Melihat keadaan itu, Watu Gunung segera
berusaha menolong kawannya. Dengan lompatan yang cepat ia mendesak maju,
dan membabat tangan Mahesa Jenar. Tetapi Mahesa Jenar telah menarik
tangannya kembali dan dengan sisi telapak tangan kirinya ia menghantam
pergelangan tangan Watu Gunung. Hantaman itu sedemikian kerasnya
terlepas dari tangannya. Maka kini sampailah saatnya untuk mengakhiri
pertempuran.
Tetapi, Mahesa Jenar tidak mau membunuh
lawannya dengan senjata. Segera dilemparkannya belati itu, dan secepat
kilat sebelum Watu Gunung dan Gagak Bangah sempat menjatuhkan dirinya,
kedua tangan Mahesa Jenar masing-masing meraih kepala kedua orang itu.
Dengan tenaga yang didasari kegusaran hati, dibenturkannya kedua kepala
itu sekuat tenaga. Maka terdengarlah suara hampir seperti sebuah ledakan
diikuti oleh jerit ngeri melengking. Sekejap kemudian suara itu
terputus dan kedua orang itu rebah di tanah dengan kepala pecah.

Orang-orang yang melingkari arena,
melihat dua kejadian yang mengerikan dan terjadi pada saat yang hampir
bersamaan itu, terdiam seperti patung. Bahkan tubuh mereka hanya dapat
sebentar memandang Mahesa Jenar dan sebentar memandang Ki Asem Gede,
yang sesudah mengeluarkan seluruh tenaganya itu kemudian menjadi lemas
dan terduduk di atas tanah.
Mahesa Jenar tidak tahu apa yang sudah
dilakukan oleh Ki Asem Gede. Maka ketika ia melihat keadaannya, ia
menjadi cemas. Cepat-cepat ia melangkah menghampirinya. Dan pada saat
yang demikian para penonton menjadi tersadar tentang apa yang baru saja
terjadi. Segera terjadilah kegemparan. Beberapa orang berdesak-desakan
ingin menyaksikan mayat-mayat di tengah arena itu, tetapi sebagian ingin
melihat apa yang terjadi dengan Ki Asem Gede. Tetapi, kegemparan itu
segera berubah menjadi jeritan yang hampir bersamaan keluar dari
beberapa mulut para penonton. Sebab pada saat Mahesa Jenar sudah hampir
sampai pada tempat Ki Asem Gede terduduk, ada tombak meluncur yang
datangnya sangat cepat. Apalagi Mahesa Jenar sama sekali tak mengetahui,
karena perhatianya tertuju pada Ki Asem Gede. Mendengar jeritan-jeritan
itu Mahesa Jenar terhenti. Dan segera perasaannya yang tajam menangkap
bahwa ada sesuatu terjadi di belakangnya. Cepat-cepat ia membalikkan
diri. Semuanya itu terjadi hanya dalam waktu yang singkat, maka tak ada
kemungkinan bagi Mahesa Jenar untuk menghindarkan diri. Maka yang dapat
dilakukannya hanyalah, dengan tangannya melindungi dada.

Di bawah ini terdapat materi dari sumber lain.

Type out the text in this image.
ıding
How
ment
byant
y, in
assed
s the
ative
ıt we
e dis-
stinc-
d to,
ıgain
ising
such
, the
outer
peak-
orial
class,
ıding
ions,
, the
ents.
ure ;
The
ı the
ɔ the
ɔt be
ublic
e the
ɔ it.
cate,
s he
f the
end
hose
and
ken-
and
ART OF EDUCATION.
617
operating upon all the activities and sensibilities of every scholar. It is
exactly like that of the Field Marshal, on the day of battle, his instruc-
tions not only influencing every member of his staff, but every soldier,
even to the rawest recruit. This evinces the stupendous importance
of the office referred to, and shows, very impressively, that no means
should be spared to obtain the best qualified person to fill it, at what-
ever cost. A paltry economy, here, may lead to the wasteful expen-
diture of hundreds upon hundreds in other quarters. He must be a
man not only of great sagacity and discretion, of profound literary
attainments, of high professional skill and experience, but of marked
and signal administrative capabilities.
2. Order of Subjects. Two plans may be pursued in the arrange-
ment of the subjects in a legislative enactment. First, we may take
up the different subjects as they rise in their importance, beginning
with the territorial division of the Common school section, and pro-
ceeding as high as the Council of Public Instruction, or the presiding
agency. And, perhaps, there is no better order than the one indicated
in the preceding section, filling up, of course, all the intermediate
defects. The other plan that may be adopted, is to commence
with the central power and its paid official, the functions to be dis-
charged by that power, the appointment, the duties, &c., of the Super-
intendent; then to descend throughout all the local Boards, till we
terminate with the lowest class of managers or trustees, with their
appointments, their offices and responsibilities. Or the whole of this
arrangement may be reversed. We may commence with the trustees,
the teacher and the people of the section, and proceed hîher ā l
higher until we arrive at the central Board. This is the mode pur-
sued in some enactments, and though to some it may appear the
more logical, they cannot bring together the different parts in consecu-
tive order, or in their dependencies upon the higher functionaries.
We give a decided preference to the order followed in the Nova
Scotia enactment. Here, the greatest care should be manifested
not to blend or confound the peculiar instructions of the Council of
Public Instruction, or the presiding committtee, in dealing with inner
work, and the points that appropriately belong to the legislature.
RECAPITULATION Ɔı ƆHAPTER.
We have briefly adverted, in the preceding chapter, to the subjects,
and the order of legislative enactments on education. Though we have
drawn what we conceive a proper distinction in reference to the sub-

Tetapi ketika tombak itu hampir menancap
di tubuh Mahesa Jenar, terjadilah suatu benturan yang dahsyat diiringi
dengan suara gemericing senjata beradu, sehingga timbullah bunga api
yang memancar. Kembali para penonton terkejut bukan main. Kecuali Mahesa
Jenar dan Ki Asem Gede, tak seorangpun yang melihat bahwa dari arah
lain menyambar pula sebuah senjata sehingga membentur tombak yang hampir
saja menembus tubuh Mahesa Jenar.
Apalagi ketika dua senjata yang beradu
itu jatuh di tanah, maka darah orang-orang yang berkeliling arena itu
berhenti dibuatnya. Ternyata tombak yang dilempar kearah Mahesa Jenar
itu patah ujungnya, sedangkan di sampingnya menancap sebuah trisula.
“Mantingan…!” Teriak salah seorang diantara mereka.
“Ya, Dalang Mantingan,” sahut
yang lain. Dan sebentar kemudian arena itu telah dipenuhi oleh teriakan
orang menyebut nama Mantingan. Memang, Mantingan telah terkenal di
daerah itu sejak beberapa waktu yang lampau. Tetapi kemudian lama ia
tidak muncul, dan sekarang mereka melihat lagi sebuah trisula, yang
bertangkai kayu berian, dan pada pangkalnya berukiran kuncup bunga
kamboja. Hampir semua orang mengenal benda itu. Di mana benda itu
berada, di sana Mantingan pasti ada, dan sebaliknya.
Tetapi meskipun mereka sudah mengetahui
hal itu, ketika mereka mengikuti arah pandangan mata Mahesa Jenar, darah
mereka tersirap juga melihat seseorang duduk dengan tenangnya di atas
seekor kuda yang berwarna abu-abu. Sungguh mengagumkan. Tetapi,
kekaguman mereka segera berubah menjadi keheran-heranan ketika mereka
melihat Ki Dalang Mantingan, yang mempunyai nama demikian agungnya itu
menunduk hormat kepada Mahesa Jenar.
“Malaikat manakah orang ini, sehingga orang seperti Mantingan masih juga menunduk hormat?” pikir mereka.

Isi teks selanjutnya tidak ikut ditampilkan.